Public Art : Hordern's Monument or Hordern
Sculptor : The obelisk was imported from the
Scottish masonry firm of Heslop, Wilson & Co
Description : A 9m high red granite obelisk erected
in honor of entrepreneur Anthony Hordern the man behind the WA Land Company who eventually established of the
Great Southern Railway.
Date Unveiled : The Hordern Monument was unveiled on
the 2nd July, 1890, after a 4 year delay.
Funding : The obelisk cost £792 (which included
shipping fees). The money raised was by public subscription. The staff at Anthony Hordern & Sons got the
ball rolling with a £500 donation followed by a personal donation from Mr Alexander Forrest of £50.
Location : Hordern's Monument is located in the
middle of a roundabout at the top of York Street, Albany, Western Australia.
was erected by the people
of Western Australia
To perpetuate the memory
of the late Anthony Hordern
Who by his energy and enterprise
obtained from the Western Australian
Government, sanction to constructing the Great
Southern Railway. The first in the colony
constructed on the land grant system
and who died on board the
R.M.S Carthage on his way
from England to Australia
on the 16th day of September 1886.
So Who Was Anthony Hordern? : Anthony Hordern (1844-1886) was a
popular figure in Western Australia, thanks of his involvement in setting up a syndicate in
London to raise money for the establishment the Great Southern Railway. Often referred to as the "the Cecil
Rhodes of Western Australia" Mr Hordern was the son of a Sydney merchant.
During the late 1800's shipping became an increasing problem in Western Australia due to the fact Fremantle had
no safe harbour, thanks to a rocky bar blocking the mouth of the Swan River. Instead ships were either forced to
anchor offshore or head to Albany and the safety of its deepwater harbour. This and the lack of transport
facilities in growing agricultural regions made the growth of the new colony slow and cumbersome. With John Forrest
and chief engineer C.Y.O'Connor spending up big on the Eastern Railway (servicing the goldfields), the
pipeline and local Perth infrastructure there was little money or inclination to build another major railway
line, unless it could be privately funded in part.
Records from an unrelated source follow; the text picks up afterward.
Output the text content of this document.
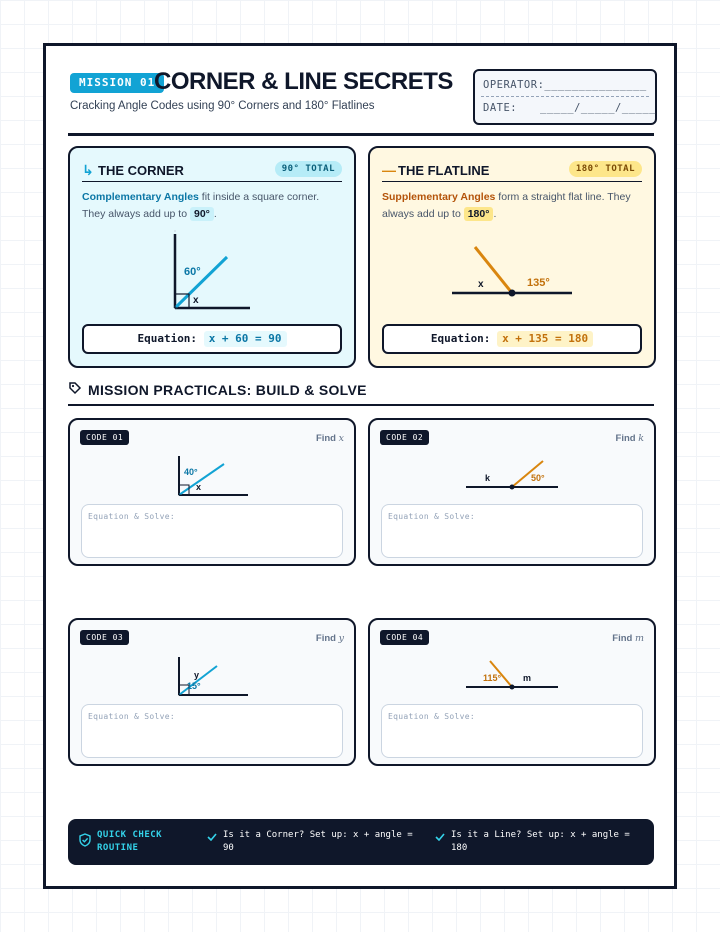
MISSION 01
CORNER & LINE SECRETS
Cracking Angle Codes using 90° Corners and 180° Flatlines
OPERATOR:_______________
DATE: _____/_____/_____
↳ THE CORNER	90° TOTAL
Complementary Angles fit inside a square corner. They always add up to 90° .
60°
x
Equation: x + 60 = 90
— THE FLATLINE	180° TOTAL
Supplementary Angles form a straight flat line. They always add up to 180° .
135°
x
Equation: x + 135 = 180
MISSION PRACTICALS: BUILD & SOLVE
CODE 01	Find x
40°
x
Equation & Solve:
CODE 02	Find k
50°
k
Equation & Solve:
CODE 03	Find y
15°
y
Equation & Solve:
CODE 04	Find m
115° m
Equation & Solve:
QUICK CHECK
ROUTINE
Is it a Corner? Set up: x + angle =
90
Is it a Line? Set up: x + angle =
180
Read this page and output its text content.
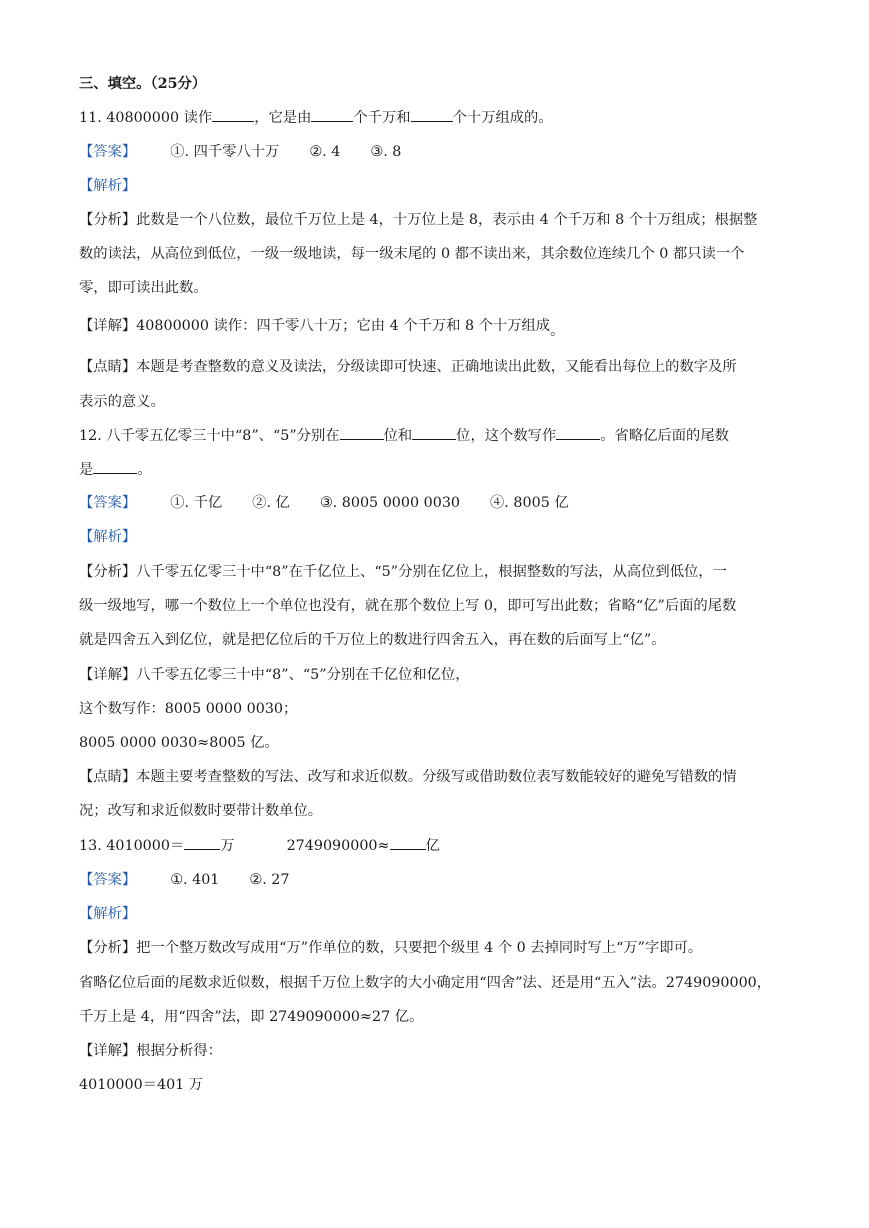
三、填空。（25分）
11. 40800000 读作	，它是由	个千万和	个十万组成的。
【答案】 ①. 四千零八十万 ②. 4 ③. 8
【解析】
【分析】此数是一个八位数，最位千万位上是 4，十万位上是 8，表示由 4 个千万和 8 个十万组成；根据整
数的读法，从高位到低位，一级一级地读，每一级末尾的 0 都不读出来，其余数位连续几个 0 都只读一个
零，即可读出此数。
【详解】40800000 读作：四千零八十万；它由 4 个千万和 8 个十万组成。
【点睛】本题是考查整数的意义及读法，分级读即可快速、正确地读出此数，又能看出每位上的数字及所
表示的意义。
12. 八千零五亿零三十中“8”、“5”分别在	位和	位，这个数写作	。省略亿后面的尾数
是	。
【答案】 ①. 千亿 ②. 亿 ③. 8005 0000 0030 ④. 8005 亿
【解析】
【分析】八千零五亿零三十中“8”在千亿位上、“5”分别在亿位上，根据整数的写法，从高位到低位，一
级一级地写，哪一个数位上一个单位也没有，就在那个数位上写 0，即可写出此数；省略“亿”后面的尾数
就是四舍五入到亿位，就是把亿位后的千万位上的数进行四舍五入，再在数的后面写上“亿”。
【详解】八千零五亿零三十中“8”、“5”分别在千亿位和亿位，
这个数写作：8005 0000 0030；
8005 0000 0030≈8005 亿。
【点睛】本题主要考查整数的写法、改写和求近似数。分级写或借助数位表写数能较好的避免写错数的情
况；改写和求近似数时要带计数单位。
13. 4010000＝	万	2749090000≈	亿
【答案】 ①. 401 ②. 27
【解析】
【分析】把一个整万数改写成用“万”作单位的数，只要把个级里 4 个 0 去掉同时写上“万”字即可。
省略亿位后面的尾数求近似数，根据千万位上数字的大小确定用“四舍”法、还是用“五入”法。2749090000，
千万上是 4，用“四舍”法，即 2749090000≈27 亿。
【详解】根据分析得：
4010000＝401 万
The govenment for their role secured 2 million acres of
land between King George Sound and Beverley.
Numerous offers were put forth but most were rejected or withdrawn. Enter Sir Anthony Hordern, a wealthy
businessman from the Eastern States. Hordern was so convinced of the potential and possibilities of
building the Great Southern railway line he formed the Western Australian Land Company in London with a
capital of £300,000 and a debenture issue of £500,000. The money would cover the costs of building a line from
Albany to Beverley, a distance of 243 miles (391km). From Beverley it would connect to the then Government Railway
Terminus which went all the way through to Fremantle.
After Mr Hordern successfully floated the WA Land Company in England he headed home to Albany on the ship
S.S.Carthage. In the meantime the townsfolk in Albany busily began organising a welcoming home celebration for
their "hero", which included a banquet and a sporting display. Unfortunately, four days before reaching Australia
Mr Hordern died suddenly from encephalitis (inflammation of the brain) at the age of 42. Shocked officials were
only informed of his death when the ship pulled in to berth. His body was already prepared for burial in a teak
coffin covered in tarred canvas, re his request to the ship's captain, he wanted to be buried in Albany.
During his funeral nearly all the towns folk lined the streets to pay their last respects. A few days later
a public holiday was declared by the Governor and flags were flown at half mast. Anthony Hordern left behind a wife
and four children.
Trivia : A similar obelisk in blue granite was erected at his
grave in Memorial Park Cemetery, Albany.